Distraction

May 1987

We are one body Papa always says. If one part is sullied the whole is contaminated. A dot of indigo in a pot of milk: and how proud he is to cite the idiom in translation. How pleased to be able to celebrate Malay culture to demonstrate his all-embracing principles. Only long afterwards will I learn that he either misunderstood or misrepresented this expression which is in fact all about reputation. The pot of milk is not what you are but what people say about you. Whereas what Papa believes is that one person’s unclean thought or act could truly ruin all of us. All the drops of ink he does not see! One day his eyes will snap open to find the milk bright blue.

And so I bear these small offerings to him between my teeth like a cat leaving decapitated mice on its master’s doormat:

Estelle Foo slaps Annabelle sometimes.

Mrs Arasu uses race words.

“Race words?” he says. And I say “Yes. Naatukaran. Chinaman. Like that.”

“Oh dear,” he mumbles. “How distressing.” And then in a less mumbly fashion, “Thank you, Kannu. It is good to see that you care so much about our movement. About our principles and our vision. Yes, yes, very good.”

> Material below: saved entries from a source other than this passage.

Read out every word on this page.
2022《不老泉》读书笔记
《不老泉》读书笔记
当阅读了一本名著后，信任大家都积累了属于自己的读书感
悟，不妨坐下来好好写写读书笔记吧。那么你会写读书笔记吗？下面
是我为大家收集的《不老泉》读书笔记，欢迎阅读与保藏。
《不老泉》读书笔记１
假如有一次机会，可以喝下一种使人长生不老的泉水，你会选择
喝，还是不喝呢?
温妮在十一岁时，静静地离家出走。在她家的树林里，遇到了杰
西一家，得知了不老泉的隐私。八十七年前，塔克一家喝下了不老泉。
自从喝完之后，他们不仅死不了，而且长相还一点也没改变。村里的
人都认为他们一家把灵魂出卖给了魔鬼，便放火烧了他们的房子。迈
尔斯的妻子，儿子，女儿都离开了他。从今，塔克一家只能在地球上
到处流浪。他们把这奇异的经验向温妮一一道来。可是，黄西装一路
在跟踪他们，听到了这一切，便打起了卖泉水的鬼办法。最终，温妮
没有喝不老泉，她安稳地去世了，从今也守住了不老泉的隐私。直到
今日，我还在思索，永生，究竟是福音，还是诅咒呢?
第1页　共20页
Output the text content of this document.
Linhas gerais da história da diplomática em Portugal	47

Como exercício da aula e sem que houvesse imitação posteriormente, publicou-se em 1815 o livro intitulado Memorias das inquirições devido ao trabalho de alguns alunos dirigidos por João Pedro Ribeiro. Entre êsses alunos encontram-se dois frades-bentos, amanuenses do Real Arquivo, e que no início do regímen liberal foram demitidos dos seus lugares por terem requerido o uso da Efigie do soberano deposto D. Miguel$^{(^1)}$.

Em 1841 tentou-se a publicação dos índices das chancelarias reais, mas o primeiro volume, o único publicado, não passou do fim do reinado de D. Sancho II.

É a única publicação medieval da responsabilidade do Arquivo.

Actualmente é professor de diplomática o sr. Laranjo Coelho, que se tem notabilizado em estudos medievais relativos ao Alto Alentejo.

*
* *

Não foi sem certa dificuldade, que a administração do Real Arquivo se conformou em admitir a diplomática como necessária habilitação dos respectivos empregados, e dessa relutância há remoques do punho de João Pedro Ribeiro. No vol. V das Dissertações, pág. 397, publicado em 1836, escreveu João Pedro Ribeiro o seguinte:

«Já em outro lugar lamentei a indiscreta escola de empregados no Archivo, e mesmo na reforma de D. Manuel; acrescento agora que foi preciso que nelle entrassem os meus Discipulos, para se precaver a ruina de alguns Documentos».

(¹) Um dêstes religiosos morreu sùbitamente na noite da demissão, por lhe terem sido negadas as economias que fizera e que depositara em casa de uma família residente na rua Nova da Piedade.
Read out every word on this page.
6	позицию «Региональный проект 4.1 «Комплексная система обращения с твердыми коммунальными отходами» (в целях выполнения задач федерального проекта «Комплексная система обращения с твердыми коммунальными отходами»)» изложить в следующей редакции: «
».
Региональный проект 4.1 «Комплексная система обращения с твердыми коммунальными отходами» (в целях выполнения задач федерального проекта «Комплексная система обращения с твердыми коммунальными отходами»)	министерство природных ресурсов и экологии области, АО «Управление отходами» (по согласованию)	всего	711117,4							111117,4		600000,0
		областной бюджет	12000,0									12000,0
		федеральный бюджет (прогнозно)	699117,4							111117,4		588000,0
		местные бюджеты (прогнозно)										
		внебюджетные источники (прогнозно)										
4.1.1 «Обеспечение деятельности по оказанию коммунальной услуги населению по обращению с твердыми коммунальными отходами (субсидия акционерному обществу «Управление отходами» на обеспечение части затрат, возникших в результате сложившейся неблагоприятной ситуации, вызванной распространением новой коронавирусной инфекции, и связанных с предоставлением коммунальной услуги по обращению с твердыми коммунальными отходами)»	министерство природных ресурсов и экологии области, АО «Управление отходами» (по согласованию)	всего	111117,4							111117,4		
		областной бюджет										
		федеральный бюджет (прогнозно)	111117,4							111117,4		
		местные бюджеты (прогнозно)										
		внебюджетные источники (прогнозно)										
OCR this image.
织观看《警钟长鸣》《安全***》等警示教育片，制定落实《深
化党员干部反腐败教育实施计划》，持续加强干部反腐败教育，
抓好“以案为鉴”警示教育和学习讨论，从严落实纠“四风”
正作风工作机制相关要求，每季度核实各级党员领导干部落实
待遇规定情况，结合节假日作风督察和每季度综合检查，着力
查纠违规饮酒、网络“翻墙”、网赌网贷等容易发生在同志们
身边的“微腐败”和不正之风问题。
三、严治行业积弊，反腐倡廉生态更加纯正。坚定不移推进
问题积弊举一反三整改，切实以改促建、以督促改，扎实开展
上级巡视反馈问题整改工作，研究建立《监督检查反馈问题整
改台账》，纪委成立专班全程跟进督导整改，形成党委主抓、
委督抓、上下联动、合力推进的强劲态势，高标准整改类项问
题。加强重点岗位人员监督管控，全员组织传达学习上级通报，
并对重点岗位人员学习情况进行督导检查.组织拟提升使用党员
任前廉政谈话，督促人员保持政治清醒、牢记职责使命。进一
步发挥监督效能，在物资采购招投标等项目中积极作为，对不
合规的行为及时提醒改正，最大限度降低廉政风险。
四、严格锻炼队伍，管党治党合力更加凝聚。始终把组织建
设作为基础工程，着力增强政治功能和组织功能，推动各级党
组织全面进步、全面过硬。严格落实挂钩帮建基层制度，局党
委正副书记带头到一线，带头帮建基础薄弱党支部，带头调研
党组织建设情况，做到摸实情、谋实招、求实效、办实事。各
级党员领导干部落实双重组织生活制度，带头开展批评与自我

Of course I do not expect the impressive effects of the very first accusation. Estelle Foo and Mrs Arasu are not expelled from Eden but pulled aside for quiet talks. Afterwards they may or may not be a wee bit subdued. How to tell?

With Annabelle Foo I play it cool. “I also got eyes lah,” I tell her. “What you know I’ve already known for years.”

Yet a new desperation is taking hold of me. Though I could become his favourite son if I wanted. Slowly-slowly I could manage it. The prize is within my reach. It’s just that an urgent new mission has presented itself. Actually it has been there all the while staring me in the face. Mama’s hidden fashion magazines. The lingering smell of smoke in the toilets. Her rolling eyes and sharp tongue. Except before, I observed these things and that was that. I did not consider it my business to fix what was breaking. It is only now—after the scene on the porch with the cousin—that I have understood what this new mission is. I cannot fix anything that is happening to Mama, I can only distract Papa from it.

So I may yawn and scoff at Annabelle Foo but I wait eagerly for her titbits. She is a carrion feeder dropping her morsels at my feet but so what? How is my father to know and why would he care that I did not kill the mice myself?

One day she tells me, “That Neela. She is the worst one. Other people at least came here for good reasons. Maybe bit by bit they got lazy or they forgot but at least in the beginning they had those grand dreams. Not Neela. She just came here to take advantage. To have an easy life for herself and her stupid son. Free room and board. If not she’ll have to be washing dishes somewhere or scrubbing toilets isn’t it?”

I wait for her to work her way in to the soft centre of her prey. The liver and kidneys and spleen.

“I’ve seen the type of person she is,” Annabelle says. “Do you know she keeps aside the best parts of everything for her own son?”

“The best parts of what?”

“She steals. She steals from the kitchen. Just watch her and see if you don’t believe me. She’ll hide-hide and give her son extra portions. I’ve seen her do it for Deepavali, I’ve seen her do it for Hari Raya. And even on normal days. She takes out the ripest mango and the sweetest papaya and she hides it just for him. Can you believe it? She’s just the cook here. She’s supposed to be working for us. But she thinks she and her son are better than us.”

The thought of it—the image of those thin quick hands flicking a mango here spiriting away a papaya slice there—twists its blade into me. But it isn’t indignation that has left me gasping. It’s the deepest saddest longing in the history of the world. How is it that I recognize it immediately—as though it were an old friend—although I do not know its name? What is it I’m longing for? Someone to squirrel away treats for me? A mother desperate enough to flee everything except me, the way Neela ran with Leo and Mama ran with Reza? Someone who picked me and only me as the other half of their team.

I shrug and roll my eyes at Annabelle but day by day her words worm their way up through the chambers of my heart secreting an urge to provoke my father to anger. To win. But here dear reader is where you are mistaken: you think it is the old jealousy. Sibling rivalry. Reza might be titillating entertaining intriguing but I am useful. Papa needs me. The rivalry is not gone of course, deep inside me it circles and swirls, circles and swirls quietly. But the darkest clouds are not those anymore: at some point Leo became the principal object of my jealousy.

So that now I see so clearly what I did not see before: Leo it is who has everything I want and do not have. A mother so fiercely on his side that she is willing to break all the laws of the universe for him; a life free of shame and guilt despite all these sins committed in his name; and my brother. Leo has my brother.